Franchise fees, utility rates, and a possible school district partnership were discussed at a work session for Otsego City Council and city staff, held before and after the March 9 City Council meeting.

The city is considering franchise fees for utility providers, most notably gas and electric. Franchise fees would provide another source of revenue for the city beyond property taxes and is something neighboring cities currently charge their utility providers. Discussion centered on implementation of franchise fees, terms of potential agreements, and if earmarking the revenue for road projects and improvements was an option. Council also expressed concern about utility providers choosing to simply pass on the franchise fees to consumers, but staff pointed out that there was no way for the city to predict or control this. If franchise fees are approved, the city could see collection of this revenue as soon as 2021.

City staff and council also spoke about partnering with the Elk River Area School District for gym space at the soon-to-be constructed middle school near the existing Prairie View Elementary/Middle School. The city is exploring ways to provide gym space and classes for city programs, and partnering with the school district was an option floated to address the recreational needs of residents. The school will have three gyms and a weight room, and the school district expressed interest in creating a financial partnership with the city to allow for use of those facilities.

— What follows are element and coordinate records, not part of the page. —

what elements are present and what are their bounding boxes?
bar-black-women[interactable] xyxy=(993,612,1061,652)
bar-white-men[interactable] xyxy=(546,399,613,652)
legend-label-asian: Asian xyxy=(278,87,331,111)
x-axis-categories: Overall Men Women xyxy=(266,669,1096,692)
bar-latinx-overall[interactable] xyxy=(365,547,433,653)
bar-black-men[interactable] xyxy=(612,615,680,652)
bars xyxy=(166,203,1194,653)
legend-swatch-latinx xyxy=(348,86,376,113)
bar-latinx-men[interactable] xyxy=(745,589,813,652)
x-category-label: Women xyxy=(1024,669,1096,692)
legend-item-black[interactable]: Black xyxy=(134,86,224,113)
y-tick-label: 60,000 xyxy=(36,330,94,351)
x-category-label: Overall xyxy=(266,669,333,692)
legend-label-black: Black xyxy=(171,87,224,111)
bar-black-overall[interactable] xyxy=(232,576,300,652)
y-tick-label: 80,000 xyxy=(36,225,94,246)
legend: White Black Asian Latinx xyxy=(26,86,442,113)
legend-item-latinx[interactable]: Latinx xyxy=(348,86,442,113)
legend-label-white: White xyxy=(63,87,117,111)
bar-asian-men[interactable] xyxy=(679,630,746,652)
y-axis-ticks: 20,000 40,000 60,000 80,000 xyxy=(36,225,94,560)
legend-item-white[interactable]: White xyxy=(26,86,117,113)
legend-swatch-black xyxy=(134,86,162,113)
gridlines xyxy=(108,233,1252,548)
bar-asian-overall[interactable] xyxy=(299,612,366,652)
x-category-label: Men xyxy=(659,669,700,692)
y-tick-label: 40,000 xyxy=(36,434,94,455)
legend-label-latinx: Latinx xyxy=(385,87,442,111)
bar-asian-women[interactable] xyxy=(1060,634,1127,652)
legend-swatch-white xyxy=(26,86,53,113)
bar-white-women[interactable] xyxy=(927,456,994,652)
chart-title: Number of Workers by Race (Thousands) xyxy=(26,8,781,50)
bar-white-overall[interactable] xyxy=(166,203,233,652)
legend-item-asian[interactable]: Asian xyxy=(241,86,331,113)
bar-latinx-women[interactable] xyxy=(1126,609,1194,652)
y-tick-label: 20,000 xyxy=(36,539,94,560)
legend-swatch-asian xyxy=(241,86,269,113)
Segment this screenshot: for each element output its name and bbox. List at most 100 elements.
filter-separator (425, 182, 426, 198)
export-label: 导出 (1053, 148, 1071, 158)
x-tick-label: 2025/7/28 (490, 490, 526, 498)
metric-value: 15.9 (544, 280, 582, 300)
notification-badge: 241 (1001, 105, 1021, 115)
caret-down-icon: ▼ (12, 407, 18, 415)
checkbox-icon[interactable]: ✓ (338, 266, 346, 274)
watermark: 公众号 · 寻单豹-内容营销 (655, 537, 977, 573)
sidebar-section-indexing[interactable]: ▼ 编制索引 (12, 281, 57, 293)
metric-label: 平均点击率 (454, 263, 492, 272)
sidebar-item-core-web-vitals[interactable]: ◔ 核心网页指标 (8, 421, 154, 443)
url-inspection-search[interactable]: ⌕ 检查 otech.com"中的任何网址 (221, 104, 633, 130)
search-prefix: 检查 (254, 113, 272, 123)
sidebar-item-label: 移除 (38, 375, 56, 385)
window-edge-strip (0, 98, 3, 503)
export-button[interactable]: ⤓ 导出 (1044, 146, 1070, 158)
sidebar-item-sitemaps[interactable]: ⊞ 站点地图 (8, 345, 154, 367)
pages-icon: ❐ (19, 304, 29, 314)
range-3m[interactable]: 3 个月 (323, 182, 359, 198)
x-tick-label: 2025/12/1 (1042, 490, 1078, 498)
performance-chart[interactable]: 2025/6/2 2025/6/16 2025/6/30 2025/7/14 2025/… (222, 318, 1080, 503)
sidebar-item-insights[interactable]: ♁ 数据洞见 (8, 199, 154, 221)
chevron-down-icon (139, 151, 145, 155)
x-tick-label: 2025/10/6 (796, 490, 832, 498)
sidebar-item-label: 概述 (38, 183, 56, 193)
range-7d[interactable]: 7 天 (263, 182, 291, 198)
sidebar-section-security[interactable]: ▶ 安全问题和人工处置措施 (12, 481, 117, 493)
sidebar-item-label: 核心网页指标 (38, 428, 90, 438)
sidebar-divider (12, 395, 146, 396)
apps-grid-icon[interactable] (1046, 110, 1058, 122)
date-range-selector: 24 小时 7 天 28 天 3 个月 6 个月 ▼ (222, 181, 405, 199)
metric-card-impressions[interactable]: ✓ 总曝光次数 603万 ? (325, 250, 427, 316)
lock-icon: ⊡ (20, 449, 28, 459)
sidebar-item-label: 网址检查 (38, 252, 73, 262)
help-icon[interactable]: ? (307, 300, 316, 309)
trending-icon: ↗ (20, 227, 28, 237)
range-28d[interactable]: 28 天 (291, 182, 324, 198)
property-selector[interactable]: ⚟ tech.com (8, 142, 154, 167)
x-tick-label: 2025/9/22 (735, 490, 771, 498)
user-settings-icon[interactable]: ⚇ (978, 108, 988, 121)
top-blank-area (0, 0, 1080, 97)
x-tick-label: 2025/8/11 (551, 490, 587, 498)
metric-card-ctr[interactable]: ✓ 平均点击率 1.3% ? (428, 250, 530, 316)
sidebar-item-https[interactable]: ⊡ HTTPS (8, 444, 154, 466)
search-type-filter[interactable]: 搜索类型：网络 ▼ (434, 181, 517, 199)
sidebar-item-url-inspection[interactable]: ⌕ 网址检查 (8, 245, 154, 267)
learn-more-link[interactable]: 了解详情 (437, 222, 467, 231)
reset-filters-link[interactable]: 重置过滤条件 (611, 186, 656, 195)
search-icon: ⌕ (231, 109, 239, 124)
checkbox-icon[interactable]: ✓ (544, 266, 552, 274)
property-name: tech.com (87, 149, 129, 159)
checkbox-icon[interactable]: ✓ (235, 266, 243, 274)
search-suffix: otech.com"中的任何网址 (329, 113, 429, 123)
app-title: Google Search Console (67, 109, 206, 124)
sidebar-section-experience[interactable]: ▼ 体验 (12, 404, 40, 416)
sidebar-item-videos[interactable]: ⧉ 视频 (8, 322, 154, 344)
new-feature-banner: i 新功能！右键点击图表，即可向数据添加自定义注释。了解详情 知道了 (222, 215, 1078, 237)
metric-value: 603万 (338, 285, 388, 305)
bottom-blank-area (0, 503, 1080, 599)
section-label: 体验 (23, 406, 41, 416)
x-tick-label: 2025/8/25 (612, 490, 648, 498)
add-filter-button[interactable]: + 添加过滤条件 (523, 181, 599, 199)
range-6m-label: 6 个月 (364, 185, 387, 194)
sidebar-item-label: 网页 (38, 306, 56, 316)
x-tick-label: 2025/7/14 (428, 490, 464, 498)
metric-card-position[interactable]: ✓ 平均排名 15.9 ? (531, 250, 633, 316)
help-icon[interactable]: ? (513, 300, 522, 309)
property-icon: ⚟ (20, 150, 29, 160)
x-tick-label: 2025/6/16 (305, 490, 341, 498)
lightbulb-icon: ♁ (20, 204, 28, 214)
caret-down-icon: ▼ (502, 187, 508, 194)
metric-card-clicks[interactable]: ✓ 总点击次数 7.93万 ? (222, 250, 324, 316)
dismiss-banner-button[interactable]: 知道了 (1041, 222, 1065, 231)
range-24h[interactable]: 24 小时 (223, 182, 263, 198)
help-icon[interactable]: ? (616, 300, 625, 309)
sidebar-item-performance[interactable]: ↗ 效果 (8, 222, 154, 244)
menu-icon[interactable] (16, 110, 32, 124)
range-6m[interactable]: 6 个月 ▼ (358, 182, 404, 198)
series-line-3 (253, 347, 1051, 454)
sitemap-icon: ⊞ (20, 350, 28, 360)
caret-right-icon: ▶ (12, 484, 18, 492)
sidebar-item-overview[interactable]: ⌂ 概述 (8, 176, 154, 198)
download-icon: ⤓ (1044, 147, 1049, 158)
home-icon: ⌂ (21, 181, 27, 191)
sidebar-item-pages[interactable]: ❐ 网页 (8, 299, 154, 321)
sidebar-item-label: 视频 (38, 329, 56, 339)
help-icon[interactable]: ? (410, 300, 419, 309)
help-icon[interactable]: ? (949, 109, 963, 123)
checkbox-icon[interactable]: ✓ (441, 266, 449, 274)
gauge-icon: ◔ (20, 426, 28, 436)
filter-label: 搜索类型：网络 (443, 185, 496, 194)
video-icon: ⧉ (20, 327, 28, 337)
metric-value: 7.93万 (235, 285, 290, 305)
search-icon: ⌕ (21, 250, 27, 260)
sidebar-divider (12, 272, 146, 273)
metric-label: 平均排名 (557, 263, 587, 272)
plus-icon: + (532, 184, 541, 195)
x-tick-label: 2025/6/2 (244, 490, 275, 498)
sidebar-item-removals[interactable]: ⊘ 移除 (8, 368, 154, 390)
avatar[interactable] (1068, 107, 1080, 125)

However, after meeting with Superintendent Daniel Bittman and other school district staff, city staff and council determined that access to gym facilities at the school site might be too limiting. In addition, the turnaround time for a decision to partner with the district is tight, and council concluded that they should explore other options that might better suit the city’s needs. Field space was also discussed, as this was another popular request from residents identified in the city’s Master Plan, and staff and council will continue to explore options for providing fields for city-sponsored recreation.

A utility rate study for water and sewer was also discussed, with two companies offering proposals to conduct the study. City Administrator Adam Flaherty indicated that city staff is looking to get council direction “on some of the inputs and design of the study.” He said Ehlers, one of the companies submitting a proposal, conducted the previous study in 2012 and 2013 and, while they provided valuable data and tools, a new study is needed due to the changes the city has experienced over the last several years.

“Customer base has increased. Our usage, both in sanitary and water, has increased,” he said. In addition, he said, “as part of the water master plan, we ran into the Minnesota DNR and the water permitting on usage and what they set as guidelines for water usage in the city.”

City staff recommended a study that considers a three-tier setup, with a base rate and then additional rates based on usage. The city currently has a two-tier rate.

“We have a base rate that everyone gets charged based on the size of your meter,” Flaherty said. “All gallons per thousand are charged at the same rate up to 10,000 gallons. Above and beyond that, it’s charged at a slightly higher rate.”

The study can help identify cutoffs for a three-tier setup.

“It’s partially revenue generation and partially philosophical,” Flaherty said when asked how those determinations will be made, indicating that heavy users might be charged more under a three-tier system. Water usage is a concern, especially since Otsego is exceeding the DNR’s criteria of gallons per user, and a three-tier setup could reward residents who practice water conservation with lower rates.